Casey (whose racing name was
Chatham Lass although that link doesn't think she did much racing) was pleased to see Iris and Hazel and accepted their adoration and the present with kind grace. A while later
Tam and I took four small children and one white dog up into the misty paddock and Tam and a friend got Casey to run. At first Casey was a little confused about what we wanted "They can't want me to run, it's not flat, there's no other dogs, I'm not wearing my special face thing... they seem keen though, I'll do a bit of running and see what they think... oh, that was successful, they're calling me a
good dog and asking me to do it again... oooh, now I think about it that was wonderful, I feel great!... great!... great but tired. I guess I'll stop." It was lovely to see her joyfully flying up and down the hill. I asked Iris what she thought and she said "Casey good running, big running, good big huge running! Fast!"

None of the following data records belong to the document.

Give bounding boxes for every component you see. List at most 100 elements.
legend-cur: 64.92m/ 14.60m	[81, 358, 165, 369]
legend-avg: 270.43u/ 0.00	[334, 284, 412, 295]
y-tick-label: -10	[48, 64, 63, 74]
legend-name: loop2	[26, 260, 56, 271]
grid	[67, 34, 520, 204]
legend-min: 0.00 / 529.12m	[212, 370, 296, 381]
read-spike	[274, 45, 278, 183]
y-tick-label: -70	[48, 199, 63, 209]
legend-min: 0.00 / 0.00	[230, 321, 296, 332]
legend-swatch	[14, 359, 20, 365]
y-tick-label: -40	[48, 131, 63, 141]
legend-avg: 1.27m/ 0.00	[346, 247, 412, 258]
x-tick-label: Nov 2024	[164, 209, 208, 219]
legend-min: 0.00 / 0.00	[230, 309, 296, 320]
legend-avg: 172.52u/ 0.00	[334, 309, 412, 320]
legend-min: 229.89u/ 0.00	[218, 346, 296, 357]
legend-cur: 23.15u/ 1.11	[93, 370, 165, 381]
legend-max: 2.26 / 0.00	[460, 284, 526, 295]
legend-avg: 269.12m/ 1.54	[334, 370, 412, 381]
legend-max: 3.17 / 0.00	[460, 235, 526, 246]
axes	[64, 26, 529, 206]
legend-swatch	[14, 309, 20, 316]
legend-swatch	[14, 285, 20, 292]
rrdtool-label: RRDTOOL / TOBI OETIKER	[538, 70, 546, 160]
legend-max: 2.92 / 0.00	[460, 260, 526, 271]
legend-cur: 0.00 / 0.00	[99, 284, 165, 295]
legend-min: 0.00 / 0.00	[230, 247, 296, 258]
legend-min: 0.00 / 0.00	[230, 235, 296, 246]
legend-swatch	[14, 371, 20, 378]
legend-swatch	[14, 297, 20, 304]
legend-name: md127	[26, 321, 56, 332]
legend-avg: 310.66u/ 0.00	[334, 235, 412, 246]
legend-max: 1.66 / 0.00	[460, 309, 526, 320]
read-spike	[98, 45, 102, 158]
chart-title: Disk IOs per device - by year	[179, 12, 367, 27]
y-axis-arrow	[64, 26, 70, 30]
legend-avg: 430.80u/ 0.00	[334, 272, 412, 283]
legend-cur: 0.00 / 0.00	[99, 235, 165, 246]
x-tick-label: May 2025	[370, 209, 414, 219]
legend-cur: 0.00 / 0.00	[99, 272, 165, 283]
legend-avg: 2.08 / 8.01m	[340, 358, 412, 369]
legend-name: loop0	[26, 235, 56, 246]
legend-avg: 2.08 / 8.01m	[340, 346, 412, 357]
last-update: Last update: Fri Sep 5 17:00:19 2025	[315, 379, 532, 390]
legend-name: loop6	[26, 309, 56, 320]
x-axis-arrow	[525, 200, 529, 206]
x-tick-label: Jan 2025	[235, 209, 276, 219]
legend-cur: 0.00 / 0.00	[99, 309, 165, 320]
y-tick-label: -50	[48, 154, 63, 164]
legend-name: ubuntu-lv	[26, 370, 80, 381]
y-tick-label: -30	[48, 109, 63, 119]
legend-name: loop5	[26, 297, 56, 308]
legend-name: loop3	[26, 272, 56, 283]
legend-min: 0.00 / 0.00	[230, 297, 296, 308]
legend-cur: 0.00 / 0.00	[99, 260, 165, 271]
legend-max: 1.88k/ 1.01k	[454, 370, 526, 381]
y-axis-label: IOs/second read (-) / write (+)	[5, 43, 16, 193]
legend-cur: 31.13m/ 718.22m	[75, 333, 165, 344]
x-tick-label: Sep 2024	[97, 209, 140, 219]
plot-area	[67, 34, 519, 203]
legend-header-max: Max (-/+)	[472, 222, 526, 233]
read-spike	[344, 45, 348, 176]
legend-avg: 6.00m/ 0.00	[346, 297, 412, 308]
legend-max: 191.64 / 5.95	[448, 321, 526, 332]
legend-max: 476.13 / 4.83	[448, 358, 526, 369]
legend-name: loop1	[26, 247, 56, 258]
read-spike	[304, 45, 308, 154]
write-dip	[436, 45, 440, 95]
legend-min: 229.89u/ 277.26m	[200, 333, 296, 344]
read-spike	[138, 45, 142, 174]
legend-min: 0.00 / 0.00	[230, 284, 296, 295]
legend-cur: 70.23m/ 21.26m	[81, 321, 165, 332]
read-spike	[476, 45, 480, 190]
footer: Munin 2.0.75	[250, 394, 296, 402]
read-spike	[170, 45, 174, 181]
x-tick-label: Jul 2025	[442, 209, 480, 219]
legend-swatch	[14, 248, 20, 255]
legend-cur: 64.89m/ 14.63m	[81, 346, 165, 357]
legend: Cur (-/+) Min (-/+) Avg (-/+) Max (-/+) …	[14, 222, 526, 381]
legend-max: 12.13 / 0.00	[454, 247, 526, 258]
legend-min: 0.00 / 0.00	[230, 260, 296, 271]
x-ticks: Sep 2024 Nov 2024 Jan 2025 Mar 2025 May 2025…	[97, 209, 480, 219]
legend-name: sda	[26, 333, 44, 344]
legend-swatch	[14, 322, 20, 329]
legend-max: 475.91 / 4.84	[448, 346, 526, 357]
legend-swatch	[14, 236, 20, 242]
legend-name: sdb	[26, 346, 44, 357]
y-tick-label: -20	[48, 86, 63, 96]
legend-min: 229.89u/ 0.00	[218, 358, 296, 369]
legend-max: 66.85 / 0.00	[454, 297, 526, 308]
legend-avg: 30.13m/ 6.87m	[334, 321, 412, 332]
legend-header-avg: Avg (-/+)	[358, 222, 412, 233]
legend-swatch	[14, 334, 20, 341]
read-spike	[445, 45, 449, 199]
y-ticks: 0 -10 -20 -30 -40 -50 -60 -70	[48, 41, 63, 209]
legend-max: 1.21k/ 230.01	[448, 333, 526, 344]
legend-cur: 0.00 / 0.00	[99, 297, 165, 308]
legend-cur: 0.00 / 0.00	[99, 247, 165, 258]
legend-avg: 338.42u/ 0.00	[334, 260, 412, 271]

Our playcentre is really into considering the children's schemas when considering their learning. Schemas are a way of talking and thinking about repeated thought-patterns in children's play. We find this way of thinking helps us to interact with our children because it seems they repeat these sorts of patterns because they are passionately interested in them. When they are passionately interested in something they are deeply engaged and that's when they learn the most. When we come to the children willing to listen and talk about the things they are passionately interested in, they are often willing to talk and listen to us too, which means we can support and scaffold their learning easily.
Hazel and Iris have
trajectory schemas. They each have some other schemas as well but they are both deeply fascinated by things moving fast. The trajectory schema is common ground for much sisterly bonding and Casey is an embodied trajectory; everything about her suggests her potential for speed. They watched her run as if it were an exam or a revelation. Their interest in Casey has had me helping them find pictures of dogs of different breeds and talking about each breed's history, we've looked at dogs and talked about the differences and similarities between them, we've guessed at whether they're fast or strong by looking at the outward evidence of their biology. Iris is trying her hardest to get exactly the right words to express her admiration for Casey's speed and grace, and Hazel has been thinking about how she might seem to Casey, who has very different ways of thinking. This holistic, continuous self-directed learning is obviously good for people and it's exactly what Te Whaariki (the early childhood curriculum) is about. But Hazel is 4, and it is normal to go to school at 5 in New Zealand.
I quite liked primary school. I still have some friends from then, and somehow I've managed to turn "you think you're so smart" back into an affirmation over the last 20 years. But I think I might have been smarter if I'd not gone to school. I remember having a huge vocabulary ready on the tip of my tongue for every occasion. It was not an asset, so I decided to pretend to forget the word whenever I was about to use one I didn't think my schoolmates would like because it was too long and latinate. After a few months that forgetting became real.
School never supported me in researching something that I was passionately interested in. Some of the assigned projects did seem more interesting than others but it was made very clear to me very shortly after starting that there were about 30 people in the classroom and that in order to get along as well as possible with 29 of them it was a mistake to impress that last one. School never gave me the impression that I should try stretching myself, that giving it my best shot and failing was better than not trying, or that outstanding success was better than fitting in.
But I'm happy now. I have a lovely family and wonderful friends. If I hadn't been to school and made those trade-offs would I have managed the social successes that are what really make the difference between loneliness and joy?
I'm sure my children are ordinary enough that they would do okay at any school. I believe our local schools are all quite good, as schools go, one of them even has a Montessori strand. But if it were as easy socially to choose home-schooling as it is to choose to bake all your own bread it would be an easier choice.
"Some of us like to make our own clothes, others want to grow their own vegetables... Jack and I like to educate our own children!" p277 Putting the Joy Back into Egypt: An Experiment in Education by Jean Hendy-Harris
As is I feel we're making the choice again for Hazel I made for myself as a child: and so I'm asking myself, with all the clarity of hindsight, is it better to be very clever or almost normal?